A sua candidatura gerou algum entusiasmo no PS, mas, como seria de esperar, sem reunir unanimidade. António Costa deu o mote: primeiro vamos lutar pelas legislativas, e só depois pelas presidenciais. Mas a ala segurista do partido não concordou. E, para marcar posição, Maria de Belém anunciou que ia entrar na corrida. Com isso, “desobedeceu” às instruções do secretário-geral, o que não lhe deve facilitar a vida no futuro.
No sistema constitucional português, o presidente da república é bem mais do que um “corta-fitas”. Tem o poder de veto sobre os decretos-lei e as leis emanadas do governo e da assembleia da república; em alguns casos estes vetos podem ser derrubados, mas noutros casos são absolutos. Tem o poder da palavra, o que com o poder de veto é o suficiente para fazer a vida de qualquer governo num inferno, como Soares fez com Cavaco. E, last but not least, o presidente da República tem o poder conhecido como a “bomba atómica”: dissolver a assembleia da República, fazendo assim cair o governo, e convocar eleições legislativas antecipadas.
Claro que os presidentes têm de ter muito cuidado para usar este poder. Precisam de um pretexto plausível, que a oposição ganhe as eleições (porque não iriam demitir o governo para que depois este ganhasse as legislativas antecipadas; se isso acontecesse, o presidente ficaria muito enfraquecido politicamente e provavelmente teria de se demitir). Em média, a dissolução da assembleia é feita de dez em dez anos. Todos os presidentes, até hoje, a fizeram pelo menos uma vez, excepto Eanes, que a fez duas, mas a Constituição desse tempo era diferente da actual: o presidente da República tinha muito mais poderes, podendo designar os seus próprios governos (foram três), e não existia Tribunal Constitucional.
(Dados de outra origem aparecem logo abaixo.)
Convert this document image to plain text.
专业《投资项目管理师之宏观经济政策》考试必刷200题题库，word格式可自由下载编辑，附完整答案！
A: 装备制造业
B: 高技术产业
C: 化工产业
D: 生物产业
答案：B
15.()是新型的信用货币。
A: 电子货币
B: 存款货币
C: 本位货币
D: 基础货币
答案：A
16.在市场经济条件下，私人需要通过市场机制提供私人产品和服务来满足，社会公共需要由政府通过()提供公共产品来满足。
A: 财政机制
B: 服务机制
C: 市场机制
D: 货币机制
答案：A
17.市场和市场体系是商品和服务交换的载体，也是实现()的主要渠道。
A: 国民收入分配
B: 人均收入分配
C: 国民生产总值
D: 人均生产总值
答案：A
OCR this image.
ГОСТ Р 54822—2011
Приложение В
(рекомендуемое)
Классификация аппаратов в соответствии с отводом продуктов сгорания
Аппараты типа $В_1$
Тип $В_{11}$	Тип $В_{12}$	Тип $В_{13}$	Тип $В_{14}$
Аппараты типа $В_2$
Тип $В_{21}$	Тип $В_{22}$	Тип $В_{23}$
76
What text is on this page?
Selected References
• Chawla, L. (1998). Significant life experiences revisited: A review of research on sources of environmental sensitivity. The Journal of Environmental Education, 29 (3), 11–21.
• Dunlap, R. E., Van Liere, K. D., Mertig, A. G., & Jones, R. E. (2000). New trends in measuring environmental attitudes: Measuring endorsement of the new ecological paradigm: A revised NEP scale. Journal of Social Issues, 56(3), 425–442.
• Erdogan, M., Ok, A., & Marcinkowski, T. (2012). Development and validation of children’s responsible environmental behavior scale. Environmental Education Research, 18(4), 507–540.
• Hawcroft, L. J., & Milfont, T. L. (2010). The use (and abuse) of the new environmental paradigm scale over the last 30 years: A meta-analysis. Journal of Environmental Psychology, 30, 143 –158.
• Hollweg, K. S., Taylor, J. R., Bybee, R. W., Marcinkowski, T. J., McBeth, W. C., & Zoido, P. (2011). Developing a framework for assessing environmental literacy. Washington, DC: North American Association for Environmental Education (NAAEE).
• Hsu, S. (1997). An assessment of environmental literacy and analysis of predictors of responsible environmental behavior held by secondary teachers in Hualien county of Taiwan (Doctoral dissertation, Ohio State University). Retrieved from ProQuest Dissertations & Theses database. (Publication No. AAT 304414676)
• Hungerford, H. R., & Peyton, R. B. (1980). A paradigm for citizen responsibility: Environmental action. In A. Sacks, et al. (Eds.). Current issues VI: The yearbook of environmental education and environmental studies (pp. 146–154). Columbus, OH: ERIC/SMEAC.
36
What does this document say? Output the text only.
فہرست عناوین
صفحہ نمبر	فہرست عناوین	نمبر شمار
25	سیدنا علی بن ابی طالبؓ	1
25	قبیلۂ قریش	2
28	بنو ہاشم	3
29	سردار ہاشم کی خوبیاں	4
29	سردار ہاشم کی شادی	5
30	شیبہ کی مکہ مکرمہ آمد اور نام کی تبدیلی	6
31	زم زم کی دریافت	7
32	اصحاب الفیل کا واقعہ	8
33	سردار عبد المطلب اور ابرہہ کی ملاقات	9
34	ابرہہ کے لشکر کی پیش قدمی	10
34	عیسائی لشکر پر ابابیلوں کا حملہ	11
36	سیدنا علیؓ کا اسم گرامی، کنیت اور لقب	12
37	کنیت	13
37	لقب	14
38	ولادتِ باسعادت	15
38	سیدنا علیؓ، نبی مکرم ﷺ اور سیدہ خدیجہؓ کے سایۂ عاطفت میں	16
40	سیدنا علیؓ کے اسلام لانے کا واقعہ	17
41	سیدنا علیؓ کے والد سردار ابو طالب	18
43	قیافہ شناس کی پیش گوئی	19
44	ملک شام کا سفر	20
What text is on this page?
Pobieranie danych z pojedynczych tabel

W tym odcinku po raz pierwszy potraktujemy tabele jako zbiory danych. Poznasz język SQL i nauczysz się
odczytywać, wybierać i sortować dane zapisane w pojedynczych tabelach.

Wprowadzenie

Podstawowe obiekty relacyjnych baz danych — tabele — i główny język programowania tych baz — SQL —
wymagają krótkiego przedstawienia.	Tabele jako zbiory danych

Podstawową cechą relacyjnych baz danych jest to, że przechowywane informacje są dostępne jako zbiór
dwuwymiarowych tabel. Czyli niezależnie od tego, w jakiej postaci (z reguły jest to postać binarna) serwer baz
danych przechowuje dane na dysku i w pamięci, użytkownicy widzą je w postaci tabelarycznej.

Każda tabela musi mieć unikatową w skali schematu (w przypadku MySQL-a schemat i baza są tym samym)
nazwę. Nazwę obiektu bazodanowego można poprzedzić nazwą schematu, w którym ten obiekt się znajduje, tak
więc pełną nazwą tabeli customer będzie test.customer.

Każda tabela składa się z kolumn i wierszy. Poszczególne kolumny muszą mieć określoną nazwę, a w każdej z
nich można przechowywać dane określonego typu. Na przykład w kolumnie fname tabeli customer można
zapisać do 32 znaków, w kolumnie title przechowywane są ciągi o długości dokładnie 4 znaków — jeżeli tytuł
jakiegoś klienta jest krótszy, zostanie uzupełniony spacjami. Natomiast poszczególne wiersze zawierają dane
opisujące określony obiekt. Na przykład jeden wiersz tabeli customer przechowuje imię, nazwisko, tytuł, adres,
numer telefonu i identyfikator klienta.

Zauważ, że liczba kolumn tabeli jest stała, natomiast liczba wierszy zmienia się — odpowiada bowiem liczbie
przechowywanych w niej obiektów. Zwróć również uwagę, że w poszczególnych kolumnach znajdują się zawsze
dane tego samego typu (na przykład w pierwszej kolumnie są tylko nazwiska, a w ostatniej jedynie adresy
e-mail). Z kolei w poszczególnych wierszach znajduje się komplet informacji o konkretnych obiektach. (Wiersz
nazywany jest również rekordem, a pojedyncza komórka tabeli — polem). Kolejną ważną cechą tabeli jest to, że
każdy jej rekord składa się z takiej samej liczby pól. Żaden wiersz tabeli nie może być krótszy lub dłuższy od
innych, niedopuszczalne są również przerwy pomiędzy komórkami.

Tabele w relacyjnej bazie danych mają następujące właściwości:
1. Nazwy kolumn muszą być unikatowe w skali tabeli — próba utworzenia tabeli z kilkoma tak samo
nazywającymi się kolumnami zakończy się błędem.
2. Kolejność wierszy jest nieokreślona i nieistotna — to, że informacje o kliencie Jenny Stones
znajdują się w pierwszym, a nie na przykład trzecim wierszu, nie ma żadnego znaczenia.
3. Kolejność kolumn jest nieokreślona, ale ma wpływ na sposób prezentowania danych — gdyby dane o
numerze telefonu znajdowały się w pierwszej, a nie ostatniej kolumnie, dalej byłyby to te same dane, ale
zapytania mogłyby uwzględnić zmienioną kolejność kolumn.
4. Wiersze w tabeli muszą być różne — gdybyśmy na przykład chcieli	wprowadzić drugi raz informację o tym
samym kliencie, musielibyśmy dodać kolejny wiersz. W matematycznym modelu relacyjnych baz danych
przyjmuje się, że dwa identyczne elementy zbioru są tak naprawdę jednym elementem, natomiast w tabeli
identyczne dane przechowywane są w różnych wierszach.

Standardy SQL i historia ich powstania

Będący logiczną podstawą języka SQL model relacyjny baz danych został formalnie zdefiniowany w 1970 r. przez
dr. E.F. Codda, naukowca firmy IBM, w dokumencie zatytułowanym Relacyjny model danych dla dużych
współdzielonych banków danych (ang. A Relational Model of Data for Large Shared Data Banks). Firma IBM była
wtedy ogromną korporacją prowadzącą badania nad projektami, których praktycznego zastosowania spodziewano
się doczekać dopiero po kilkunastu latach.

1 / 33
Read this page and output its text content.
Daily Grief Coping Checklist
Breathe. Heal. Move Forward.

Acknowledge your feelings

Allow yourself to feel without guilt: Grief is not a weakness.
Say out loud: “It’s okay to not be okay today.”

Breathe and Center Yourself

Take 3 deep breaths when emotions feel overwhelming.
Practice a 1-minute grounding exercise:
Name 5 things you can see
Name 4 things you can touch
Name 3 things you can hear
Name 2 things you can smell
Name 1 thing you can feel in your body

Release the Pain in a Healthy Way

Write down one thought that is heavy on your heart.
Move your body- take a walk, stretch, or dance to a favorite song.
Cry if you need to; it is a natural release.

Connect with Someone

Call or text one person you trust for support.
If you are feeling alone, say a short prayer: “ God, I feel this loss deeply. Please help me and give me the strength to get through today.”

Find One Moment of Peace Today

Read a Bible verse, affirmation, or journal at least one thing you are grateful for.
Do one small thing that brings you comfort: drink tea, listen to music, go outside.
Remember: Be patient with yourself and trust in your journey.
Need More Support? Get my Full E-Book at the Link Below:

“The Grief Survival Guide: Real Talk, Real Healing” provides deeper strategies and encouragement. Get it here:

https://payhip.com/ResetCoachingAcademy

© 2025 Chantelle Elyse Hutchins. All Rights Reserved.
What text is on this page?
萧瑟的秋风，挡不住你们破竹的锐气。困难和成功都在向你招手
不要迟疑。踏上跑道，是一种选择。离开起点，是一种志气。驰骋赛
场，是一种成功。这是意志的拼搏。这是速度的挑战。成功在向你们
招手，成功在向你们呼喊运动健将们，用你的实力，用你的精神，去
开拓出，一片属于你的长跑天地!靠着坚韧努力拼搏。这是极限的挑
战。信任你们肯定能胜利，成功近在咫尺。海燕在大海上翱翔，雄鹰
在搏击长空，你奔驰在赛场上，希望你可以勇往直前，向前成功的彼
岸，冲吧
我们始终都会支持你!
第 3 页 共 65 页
Os presidentes da República são eleitos por cinco anos, sendo que podem ser reeleitos após esses cinco anos, e até hoje foram sempre. Portanto, na prática, esta eleição é para dez anos. E é um período em que os presidentes tendem a facilitar a vida ao bloco político a que pertencem. Todos sabem isso muito bem.
E foi aqui que Maria de Belém, e a ala segurista do PS, falharam. Se não tivessem apresentado qualquer candidatura, o PS podia apoiar oficialmente, e unir-se, em torno de Sampaio da Nóvoa. Mas, desde a madrugada de hoje, isso é impossível, o que só irá facilitar a vida à direita, quiçá por vários anos.